Social justice is, of course, a dominant cry in the OT prophets. If those cries for social justice in the OT prophets are addressed (1) to Israel as a State, then the Bible does clearly speak to the State and the Church has a duty to call the State to take God’s Word on social justice seriously. If, however, the OT prophets’ cries were (2) to Israel as the Church, then the Church has a clear and prominent duty to undertake a vigorous concern for social reforms in our society as part of her redemption mandate (even if a “lesser” part, in comparison with eternal issues). There is the third possibility: (3) that the OT prophets were for a past dispensation and are no longer relevant at all — but somehow I doubt Darryl holds such a dispensationalist attitude (and our reformed standards certainly do not).
Darryl is correctly demonstrating that America’s current mix of politics and religion is neither right nor religious. But we need a solution bigger than observing the problem; and simply saying that “the Church should ignore politics and get on with the Gospel” is simplistic and unhelpful. We need thinkers like Darryl to help us work out what the ideal interface of independent-but-mutually-respectful Church and State relations before the One-True-God ought to be. Will Darryl point us in that direction, or simply conclude that the Church should ignore any role in calling the State to biblical reform and explicit acknowledgement of the True God? Granted, the State’s role before God is distinct from that of the Church, and we must not confuse those roles (the State is not the Kingdom); but that the American church got the relationship wrong in the past does not mean we have to abandon the effort to get it right.
So, I continue reading with bated breath.

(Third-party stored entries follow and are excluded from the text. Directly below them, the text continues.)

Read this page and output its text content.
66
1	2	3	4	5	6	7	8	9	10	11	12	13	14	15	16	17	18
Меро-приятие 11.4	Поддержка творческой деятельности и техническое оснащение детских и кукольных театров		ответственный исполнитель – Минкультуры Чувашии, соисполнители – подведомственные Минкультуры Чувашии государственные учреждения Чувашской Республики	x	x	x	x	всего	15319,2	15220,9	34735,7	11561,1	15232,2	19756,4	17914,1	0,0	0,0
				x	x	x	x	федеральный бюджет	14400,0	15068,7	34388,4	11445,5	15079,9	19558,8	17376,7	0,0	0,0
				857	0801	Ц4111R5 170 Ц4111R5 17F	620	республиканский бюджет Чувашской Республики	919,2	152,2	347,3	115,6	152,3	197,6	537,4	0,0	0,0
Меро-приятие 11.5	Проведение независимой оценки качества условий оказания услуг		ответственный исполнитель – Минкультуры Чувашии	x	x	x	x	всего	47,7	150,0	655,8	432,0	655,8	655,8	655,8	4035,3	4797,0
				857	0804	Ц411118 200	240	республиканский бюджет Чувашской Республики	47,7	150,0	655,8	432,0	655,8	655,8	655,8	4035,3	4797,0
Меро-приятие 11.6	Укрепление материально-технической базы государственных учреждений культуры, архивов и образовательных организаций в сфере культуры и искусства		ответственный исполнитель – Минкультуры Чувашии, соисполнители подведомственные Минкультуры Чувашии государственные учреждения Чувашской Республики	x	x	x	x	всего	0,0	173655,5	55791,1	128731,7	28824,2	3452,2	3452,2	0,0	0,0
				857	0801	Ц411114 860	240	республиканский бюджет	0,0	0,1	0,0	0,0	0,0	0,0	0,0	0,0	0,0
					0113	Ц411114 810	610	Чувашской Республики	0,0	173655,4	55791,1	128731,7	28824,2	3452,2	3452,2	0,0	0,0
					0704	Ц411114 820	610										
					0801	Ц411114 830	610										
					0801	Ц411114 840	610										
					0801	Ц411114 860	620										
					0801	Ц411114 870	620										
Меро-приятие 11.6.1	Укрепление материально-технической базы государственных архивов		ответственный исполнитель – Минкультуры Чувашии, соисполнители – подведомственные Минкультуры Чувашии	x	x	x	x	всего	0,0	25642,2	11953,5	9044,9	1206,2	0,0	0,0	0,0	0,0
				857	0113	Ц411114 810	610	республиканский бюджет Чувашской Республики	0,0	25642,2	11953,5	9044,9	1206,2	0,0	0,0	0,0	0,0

If Darryl is going to call the church to minimize her attention to such social issues, and to neglect the political tools available to us to address those, then I will accept Darryl’s assessment of the problem but disagree with his conclusions (unless he has a very persuasive, biblical argument!) If, however, Darryl is going to call on the American church to continue her interest in national politics, but to do so with: a recovery of the call to atonement (not just to morality), a recognition that the Church is the Kingdom — not America (or Israel!); and that there is a biblical separation between Church and State (though both can and ought honor Christ in their distinct roles), then I will be nodding through to the end.

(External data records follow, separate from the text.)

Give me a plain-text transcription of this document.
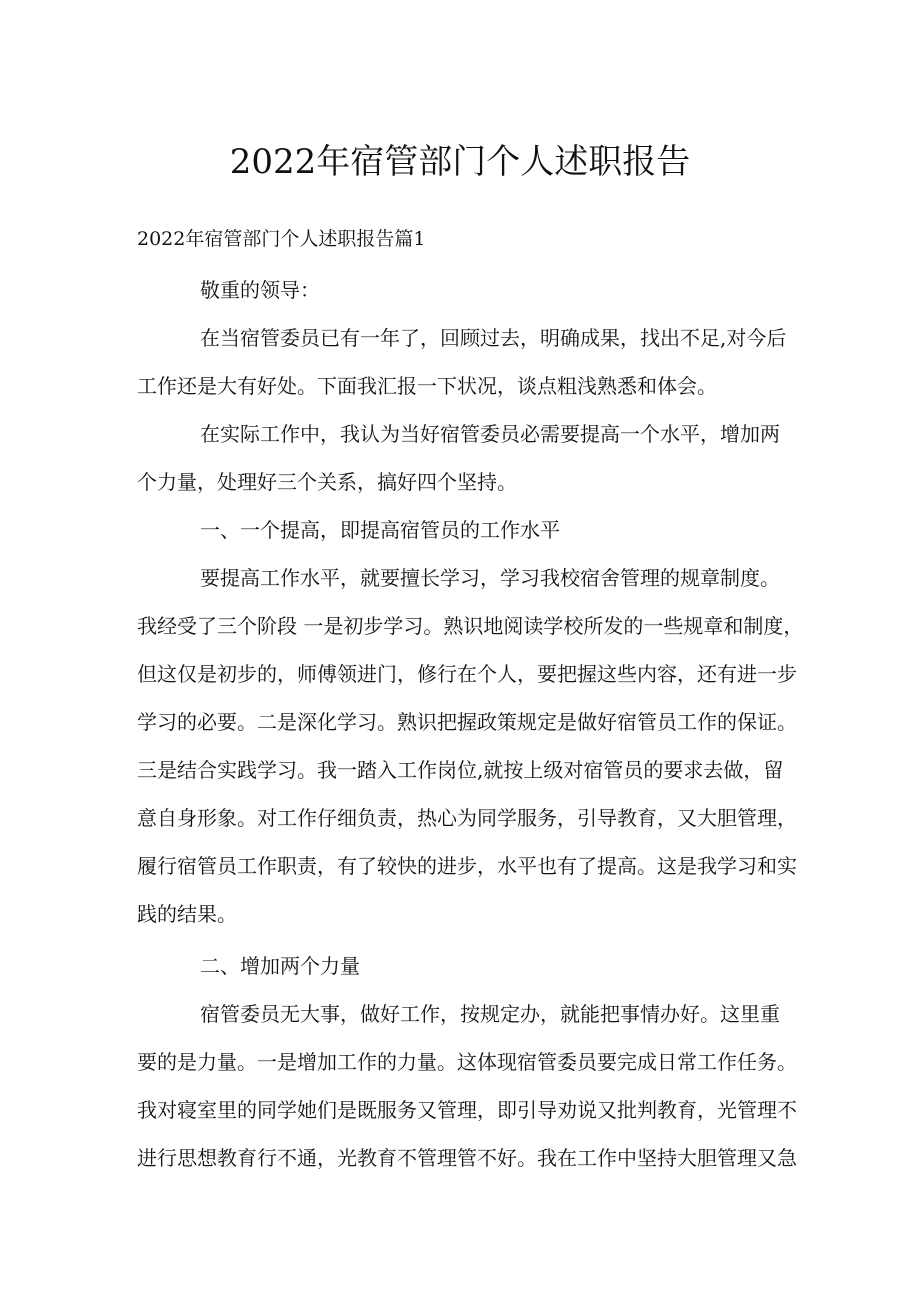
2022年宿管部门个人述职报告

2022年宿管部门个人述职报告篇1

敬重的领导：

在当宿管委员已有一年了，回顾过去，明确成果，找出不足,对今后

工作还是大有好处。下面我汇报一下状况，谈点粗浅熟悉和体会。

在实际工作中，我认为当好宿管委员必需要提高一个水平，增加两

个力量，处理好三个关系，搞好四个坚持。

一、一个提高，即提高宿管员的工作水平

要提高工作水平，就要擅长学习，学习我校宿舍管理的规章制度。

我经受了三个阶段 一是初步学习。熟识地阅读学校所发的一些规章和制度，

但这仅是初步的，师傅领进门，修行在个人，要把握这些内容，还有进一步

学习的必要。二是深化学习。熟识把握政策规定是做好宿管员工作的保证。

三是结合实践学习。我一踏入工作岗位,就按上级对宿管员的要求去做，留

意自身形象。对工作仔细负责，热心为同学服务，引导教育，又大胆管理，

履行宿管员工作职责，有了较快的进步，水平也有了提高。这是我学习和实

践的结果。

二、增加两个力量

宿管委员无大事，做好工作，按规定办，就能把事情办好。这里重

要的是力量。一是增加工作的力量。这体现宿管委员要完成日常工作任务。

我对寝室里的同学她们是既服务又管理，即引导劝说又批判教育，光管理不

进行思想教育行不通，光教育不管理管不好。我在工作中坚持大胆管理又急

In either case, I’m extremely grateful already for the excellent assessment here being provided on, as I said, Why the Religious Right is Neither Religious nor Right.
Would it help if I defended my position by hiding behind J. Gresham Machen’s skirt? I don’t know of too many greater American Protestants than Machen and he said precisely that the church should ignore politics and get on with the gospel. Sure, go ahead and kick me around. But do you really want to tussle with Machen?

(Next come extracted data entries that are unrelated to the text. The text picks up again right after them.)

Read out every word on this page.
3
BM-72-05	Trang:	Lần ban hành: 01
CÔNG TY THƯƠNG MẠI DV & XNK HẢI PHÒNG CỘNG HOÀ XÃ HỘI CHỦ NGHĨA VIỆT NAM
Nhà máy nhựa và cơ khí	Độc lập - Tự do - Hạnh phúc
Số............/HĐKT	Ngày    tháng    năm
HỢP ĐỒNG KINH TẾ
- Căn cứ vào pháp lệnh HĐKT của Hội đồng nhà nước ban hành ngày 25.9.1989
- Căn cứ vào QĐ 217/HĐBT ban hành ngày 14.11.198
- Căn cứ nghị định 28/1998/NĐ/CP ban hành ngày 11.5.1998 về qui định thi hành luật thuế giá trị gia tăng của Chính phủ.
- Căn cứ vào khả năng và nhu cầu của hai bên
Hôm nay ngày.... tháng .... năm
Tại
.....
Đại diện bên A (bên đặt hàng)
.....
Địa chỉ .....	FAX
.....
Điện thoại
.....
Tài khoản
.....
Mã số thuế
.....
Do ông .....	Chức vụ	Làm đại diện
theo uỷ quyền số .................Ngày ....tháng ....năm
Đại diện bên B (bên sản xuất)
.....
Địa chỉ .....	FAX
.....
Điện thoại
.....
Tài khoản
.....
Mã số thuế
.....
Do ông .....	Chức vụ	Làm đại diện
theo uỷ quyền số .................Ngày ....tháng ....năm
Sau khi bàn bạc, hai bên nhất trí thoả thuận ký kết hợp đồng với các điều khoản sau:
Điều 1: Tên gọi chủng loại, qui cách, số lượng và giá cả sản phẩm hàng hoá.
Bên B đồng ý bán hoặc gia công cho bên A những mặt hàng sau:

On this matter of social justice, I wish people would think of McIntyre’s book, Whose Justice, Which Rationality when using the phrase. Justice sounds noble and good but it is highly contested and the West’s notions of justice are not universal but partial (and I’m not sure why Christians appeal to it anyway).
It is also, I think, dangerous to appeal to OT ideas about social justice as the basis for political activism or a social policy. In my reading of the Bible, the NT outworking of OT social justice is the church not the state. That could be why my initial post argued that eschatology is important for this topic of religion and American politics.
First he attacks Christianity and politics then he calls Machen a cross-dresser. You gotta watch that DGH.